Freeze-dried plasma stability under prehospital field conditions.

On dit souvent que le PLyo peut être conservé à température ambiante. C'est globalement vrai mais pas pour de longues durées en température extrême. Ce travail sur le PLyo israélien le démontre. La conservation à 40°c est associée à une baisse conséquentes de tous les facteurs de coagulations. Les auteurs recommandent de ne pas stocker de PLyo dans de telles conditions de température et de durée. Fort heureusement  dans des conditions plus standards les caractéristiques principales du PLyo sont cmaintenues.


This study evaluated the effect of routine, uncontrolled, Israeli field storage conditions on the stability and efficacy of Lyo-Plas N freeze-dried plasma (FDP). We evaluated clotting factors V, VIII, and XI; proteins S and C; fibrinogen; partial thromboplastin time (PTT); antithrombin III (ATIII); von Willebrand factor (VWF); and international normalized ratio (INR) in FDP stored at 4°C, 25°C, and 40°C for 6 and 12 months, as well as FDP returned from field units after uncontrolled storage for 15 months (manufacturer's shelf life).


After reconstitution, clotting factor levels were compared to those of freshly supplied FDP doses.


At 4°C for 12 months, factor V decreased slightly.
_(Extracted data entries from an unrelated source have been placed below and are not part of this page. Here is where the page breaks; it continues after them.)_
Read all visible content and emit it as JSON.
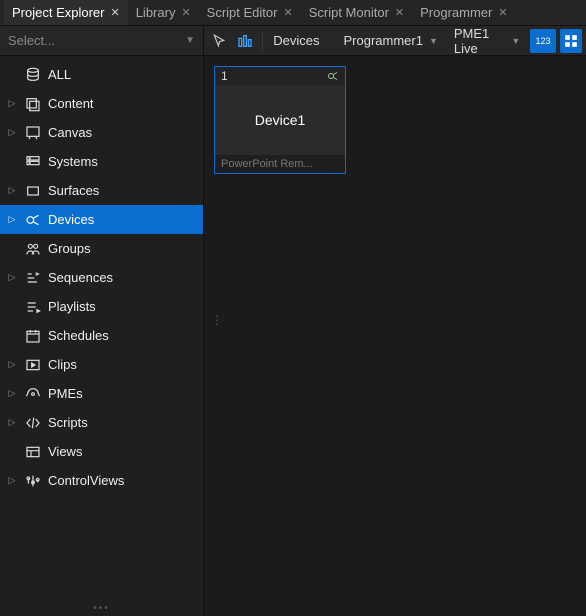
{
  "tabs": [
    {
      "label": "Project Explorer",
      "active": true
    },
    {
      "label": "Library",
      "active": false
    },
    {
      "label": "Script Editor",
      "active": false
    },
    {
      "label": "Script Monitor",
      "active": false
    },
    {
      "label": "Programmer",
      "active": false
    }
  ],
  "sidebar": {
    "select_placeholder": "Select...",
    "items": [
      {
        "label": "ALL",
        "expandable": false,
        "icon": "db-icon"
      },
      {
        "label": "Content",
        "expandable": true,
        "icon": "content-icon"
      },
      {
        "label": "Canvas",
        "expandable": true,
        "icon": "canvas-icon"
      },
      {
        "label": "Systems",
        "expandable": false,
        "icon": "systems-icon"
      },
      {
        "label": "Surfaces",
        "expandable": true,
        "icon": "surfaces-icon"
      },
      {
        "label": "Devices",
        "expandable": true,
        "icon": "devices-icon",
        "selected": true
      },
      {
        "label": "Groups",
        "expandable": false,
        "icon": "groups-icon"
      },
      {
        "label": "Sequences",
        "expandable": true,
        "icon": "sequences-icon"
      },
      {
        "label": "Playlists",
        "expandable": false,
        "icon": "playlists-icon"
      },
      {
        "label": "Schedules",
        "expandable": false,
        "icon": "schedules-icon"
      },
      {
        "label": "Clips",
        "expandable": true,
        "icon": "clips-icon"
      },
      {
        "label": "PMEs",
        "expandable": true,
        "icon": "pmes-icon"
      },
      {
        "label": "Scripts",
        "expandable": true,
        "icon": "scripts-icon"
      },
      {
        "label": "Views",
        "expandable": false,
        "icon": "views-icon"
      },
      {
        "label": "ControlViews",
        "expandable": true,
        "icon": "controlviews-icon"
      }
    ]
  },
  "toolbar": {
    "breadcrumb": "Devices",
    "programmer": "Programmer1",
    "pme": "PME1 Live",
    "numbers_label": "123"
  },
  "tiles": [
    {
      "index": "1",
      "title": "Device1",
      "subtitle": "PowerPoint Rem..."
    }
  ]
}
At 25°C, average fibrinogen and factor V content were significantly lower at both periods, and INR was higher after 12 months. At 40°C, all samples were out of normal range in at least one clotting factor after 6 or 12 months. After field storage for 15 months, fibrinogen, factors V and XI, PTT, and protein S were significantly decreased, and INR increased.

Plyo conservation.jpg

However, these levels were still within laboratory norms. Statistically significant difference in clotting factors compared to laboratory normal range was found in INR (higher) and factor V (lower).
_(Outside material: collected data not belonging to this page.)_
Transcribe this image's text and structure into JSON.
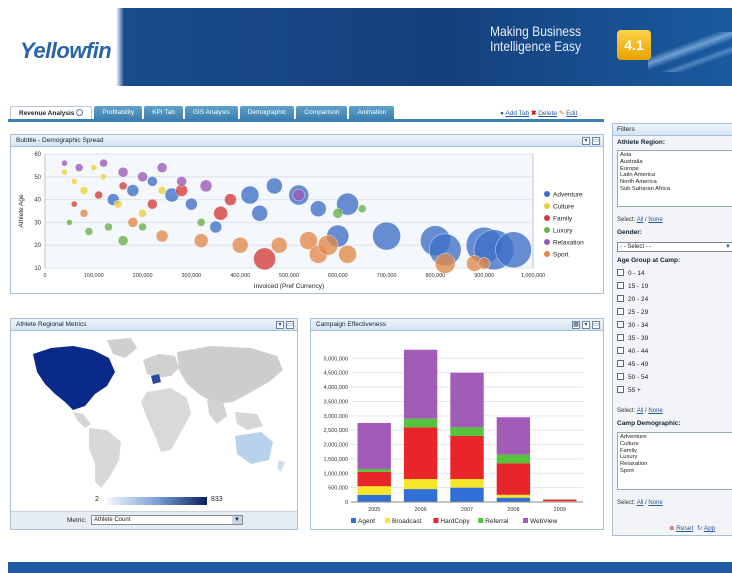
{
  "header": {
    "logo": "Yellowfin",
    "tagline_1": "Making Business",
    "tagline_2": "Intelligence Easy",
    "version": "4.1"
  },
  "tabs": [
    {
      "label": "Revenue Analysis",
      "active": true
    },
    {
      "label": "Profitability"
    },
    {
      "label": "KPI Tab"
    },
    {
      "label": "GIS Analysis"
    },
    {
      "label": "Demographic"
    },
    {
      "label": "Comparison"
    },
    {
      "label": "Animation"
    }
  ],
  "tab_actions": {
    "add": "Add Tab",
    "delete": "Delete",
    "edit": "Edit"
  },
  "bubble_panel": {
    "title": "Bubble - Demographic Spread"
  },
  "map_panel": {
    "title": "Athlete Regional Metrics",
    "scale_min": "2",
    "scale_max": "833",
    "metric_label": "Metric:",
    "metric_value": "Athlete Count"
  },
  "bar_panel": {
    "title": "Campaign Effectiveness"
  },
  "filters": {
    "title": "Filters",
    "region_label": "Athlete Region:",
    "regions": [
      "Asia",
      "Australia",
      "Europe",
      "Latin America",
      "North America",
      "Sub Saharan Africa"
    ],
    "select_label": "Select:",
    "all": "All",
    "sep": "/",
    "none": "None",
    "gender_label": "Gender:",
    "gender_value": "- - Select - -",
    "age_label": "Age Group at Camp:",
    "ages": [
      "0 - 14",
      "15 - 19",
      "20 - 24",
      "25 - 29",
      "30 - 34",
      "35 - 39",
      "40 - 44",
      "45 - 49",
      "50 - 54",
      "55 +"
    ],
    "camp_label": "Camp Demographic:",
    "camps": [
      "Adventure",
      "Culture",
      "Family",
      "Luxury",
      "Relaxation",
      "Sport"
    ],
    "reset": "Reset",
    "apply": "App"
  },
  "chart_data": [
    {
      "type": "scatter",
      "title": "Bubble - Demographic Spread",
      "xlabel": "Invoiced (Pref Currency)",
      "ylabel": "Athlete Age",
      "xlim": [
        0,
        1000000
      ],
      "ylim": [
        10,
        60
      ],
      "xticks": [
        "0",
        "100,000",
        "200,000",
        "300,000",
        "400,000",
        "500,000",
        "600,000",
        "700,000",
        "800,000",
        "900,000",
        "1,000,000"
      ],
      "yticks": [
        "10",
        "20",
        "30",
        "40",
        "50",
        "60"
      ],
      "legend_position": "right",
      "series": [
        {
          "name": "Adventure",
          "color": "#3d6fc6",
          "points": [
            [
              140000,
              40,
              6
            ],
            [
              180000,
              44,
              6
            ],
            [
              220000,
              48,
              5
            ],
            [
              260000,
              42,
              7
            ],
            [
              300000,
              38,
              6
            ],
            [
              350000,
              28,
              6
            ],
            [
              420000,
              42,
              9
            ],
            [
              440000,
              34,
              8
            ],
            [
              470000,
              46,
              8
            ],
            [
              520000,
              42,
              10
            ],
            [
              560000,
              36,
              8
            ],
            [
              600000,
              24,
              11
            ],
            [
              620000,
              38,
              11
            ],
            [
              700000,
              24,
              14
            ],
            [
              800000,
              22,
              15
            ],
            [
              820000,
              18,
              16
            ],
            [
              900000,
              20,
              18
            ],
            [
              920000,
              18,
              20
            ],
            [
              960000,
              18,
              18
            ]
          ]
        },
        {
          "name": "Culture",
          "color": "#e8d23a",
          "points": [
            [
              40000,
              52,
              3
            ],
            [
              60000,
              48,
              3
            ],
            [
              80000,
              44,
              4
            ],
            [
              100000,
              54,
              3
            ],
            [
              120000,
              50,
              3
            ],
            [
              150000,
              38,
              4
            ],
            [
              200000,
              34,
              4
            ],
            [
              240000,
              44,
              4
            ]
          ]
        },
        {
          "name": "Family",
          "color": "#d33b3b",
          "points": [
            [
              60000,
              38,
              3
            ],
            [
              110000,
              42,
              4
            ],
            [
              160000,
              46,
              4
            ],
            [
              220000,
              38,
              5
            ],
            [
              280000,
              44,
              6
            ],
            [
              360000,
              34,
              7
            ],
            [
              380000,
              40,
              6
            ],
            [
              450000,
              14,
              11
            ]
          ]
        },
        {
          "name": "Luxury",
          "color": "#6ab04c",
          "points": [
            [
              50000,
              30,
              3
            ],
            [
              90000,
              26,
              4
            ],
            [
              130000,
              28,
              4
            ],
            [
              160000,
              22,
              5
            ],
            [
              200000,
              28,
              4
            ],
            [
              320000,
              30,
              4
            ],
            [
              600000,
              34,
              5
            ],
            [
              650000,
              36,
              4
            ]
          ]
        },
        {
          "name": "Relaxation",
          "color": "#9b59b6",
          "points": [
            [
              40000,
              56,
              3
            ],
            [
              70000,
              54,
              4
            ],
            [
              120000,
              56,
              4
            ],
            [
              160000,
              52,
              5
            ],
            [
              200000,
              50,
              5
            ],
            [
              240000,
              54,
              5
            ],
            [
              280000,
              48,
              5
            ],
            [
              330000,
              46,
              6
            ],
            [
              520000,
              42,
              6
            ]
          ]
        },
        {
          "name": "Sport",
          "color": "#e0894a",
          "points": [
            [
              80000,
              34,
              4
            ],
            [
              180000,
              30,
              5
            ],
            [
              240000,
              24,
              6
            ],
            [
              320000,
              22,
              7
            ],
            [
              400000,
              20,
              8
            ],
            [
              480000,
              20,
              8
            ],
            [
              540000,
              22,
              9
            ],
            [
              560000,
              16,
              9
            ],
            [
              580000,
              20,
              10
            ],
            [
              620000,
              16,
              9
            ],
            [
              820000,
              12,
              10
            ],
            [
              880000,
              12,
              8
            ],
            [
              900000,
              12,
              6
            ]
          ]
        }
      ]
    },
    {
      "type": "bar",
      "title": "Campaign Effectiveness",
      "stacked": true,
      "categories": [
        "2005",
        "2006",
        "2007",
        "2008",
        "2009"
      ],
      "ylim": [
        0,
        5500000
      ],
      "yticks": [
        "0",
        "500,000",
        "1,000,000",
        "1,500,000",
        "2,000,000",
        "2,500,000",
        "3,000,000",
        "3,500,000",
        "4,000,000",
        "4,500,000",
        "5,000,000"
      ],
      "legend_position": "bottom",
      "series": [
        {
          "name": "Agent",
          "color": "#2f6fd6",
          "values": [
            250000,
            450000,
            500000,
            150000,
            20000
          ]
        },
        {
          "name": "Broadcast",
          "color": "#f5e62a",
          "values": [
            300000,
            350000,
            300000,
            100000,
            10000
          ]
        },
        {
          "name": "HardCopy",
          "color": "#e8262a",
          "values": [
            500000,
            1800000,
            1500000,
            1100000,
            50000
          ]
        },
        {
          "name": "Referral",
          "color": "#55c43c",
          "values": [
            100000,
            300000,
            300000,
            300000,
            5000
          ]
        },
        {
          "name": "WebView",
          "color": "#a35bb8",
          "values": [
            1600000,
            2400000,
            1900000,
            1300000,
            10000
          ]
        }
      ]
    }
  ]
}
Our data show minimal decreases in clotting factors in FDP after storage under field conditions, when compared to laboratory normal ranges. Along with the many advantages of FDP, this supports its use at the point of injury under battlefield conditions, despite uncontrolled storage environments. Under controlled storage conditions at 4°C, shelf life could possibly be extended, although further study is required.